June 18, 2004

A Paradigm That's Half Dead, Is Dead

Bear with me. Although the following involves a discussion with, and about, Don Rumsfeld, my point is larger than a defense of the Bush administration. From a Feb., 2003 article in The New Yorker by Jeff Goldstein:

I asked Hayden [the Director of the National Security Agency] whether he thought Pearl Harbor or September 11th had been the greater surprise. "Pearl Harbor was, essentially, not a surprise," he said. "It was that one could not divine the meaningful signals from the thousands that were out there." He thought about the question a little longer and added, "I'm going to say, and I might change my mind, perhaps it was more a failure of imagination this time than last. We failed to see how absolute their"—Al Qaeda's—"world view is. A signals-intelligence agency gets inside the head of an adversary, if you're doing your job at all. You get to know the inside of a target. But I don't think we properly appreciated how capable and how different, how evil, that mind-set is."

Hayden also suggested that September 11th was the greater surprise, because the United States was, in effect, already at war with bin Laden. "Al Qaeda had attacked us before," he pointed out, "and we had a broad effort against the group." He noted that, after the 1998 bombings of two American embassies in East Africa, Tenet had told the intelligence community that he was "declaring war" on Al Qaeda. Nevertheless, Hayden said, America was surprised....

Somewhat further along in the article, Jeff references Donald Rumsfeld, whose views are similar to Hayden's:

Rumsfeld is especially drawn to Schelling's theory of surprise; he believes that surprise is often the by-product of analytical timidity. "The poverty of expectations—the failure of imagination—I found this just so interesting," Rumsfeld said. "We tend to hear what we expect to hear, whether it's bad or good. Human nature is that way. Unless something is jarring, you tend to stay on your track and get it reinforced rather than recalibrated. If I as a policymaker fail to make a conscious decision that you want to go around three hundred and sixty degrees and test things, you're likely to stay in a rut. And we've seen our country do that."

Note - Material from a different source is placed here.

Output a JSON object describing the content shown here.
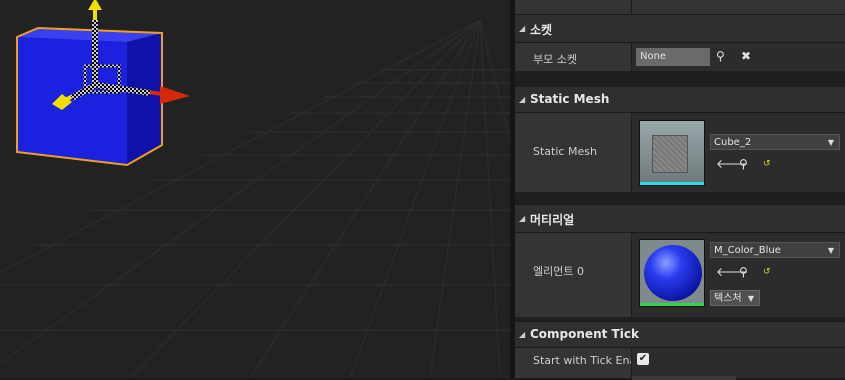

Rumsfeld believes that one long-held belief among Middle East analysts is overdue for reconsideration: the idea that doctrinal differences prevent Sunni and Shiite Muslims, and religious and secular Muslims, from pursuing common projects in anti-American terrorism. This is a subject of great relevance today, because the Bush Administration contends that Baghdad is a sponsor of Al Qaeda; critics of the Administration's foreign policy argue that bin Laden and Saddam Hussein are natural enemies. "The argument is that Al Qaeda has got a religious motivation, somehow or other, and the Iraqi regime is considered to be a secular regime," Rumsfeld said. "The answer to that is, so what? The Iraqi regime will use anything it can to its advantage. Why wouldn't they use any implement at hand?"

Now, the point I'd like to make here is a simple one. It is that no matter which side you happen to be on with regard to the 9-11 Commission's findings about the Al Qaeda/Saddam relationship, we now know that the assumption that Sunni or Shia Muslim terrorists would not consider a collaboration with secular totalitarians is completely false. That one has "taken the dirt nap." What remains, as the "wall" that separates secular Totalitarianism 2.x from religious Totalitarianism 3.x, is a pragmatic consideration on the part of the former about the consequences of "sharing" a tactical advantage with the latter, for fear of diluting its usefulness. In other words, Saddam had no doctrinal reason to rebuff Bin Laden (assuming he did so). At most, he had a strategic reason, and possibly only a tactical reason for doing so.

To put it even more simply, there was one and only one reason for disbelieving in a pragmatic collaboration between religious terrorists/totalitarians and non-religious terrorists/totalitarians, and that was the constraint imposed by "religious purity." That's gone. Therefore there is one and only one reason why such a collaboration might not happen, and that's the same reason that any collaboration might not happen: it may not be to the practical advantage of both parties.

And, again, no matter which side of the issue you happen to be on... that isn't encouraging news, because both Totalitarianism 2.x and Totalitarianism 3.x are still extant, and we know that at least the former has nuclear weapons. If strategic or tactical considerations that meet the practical criteria for collaboration it will occur.

Posted by Demosophist at June 18, 2004 01:48 AM | TrackBack
Comments

I think that, particularly for Arabs, Islamic and ethnic history, identity and goals can be conflated. The restoration of the Caliphate can be seen in terms of restoring Arab or Muslim political power instead of as a spiritual program. In a similar conflation, secular Jews support the restoration of Zion. Saddam fancied himself a new Saladin, a Muslim hero in the fight against the Crusaders (and a Tikriti, although a Kurd), as well as a new Nebuchadnezzer (a pre-Muslim Mesopotamian), as well as modeling himself on his foreign political heros, Hitler and Stalin.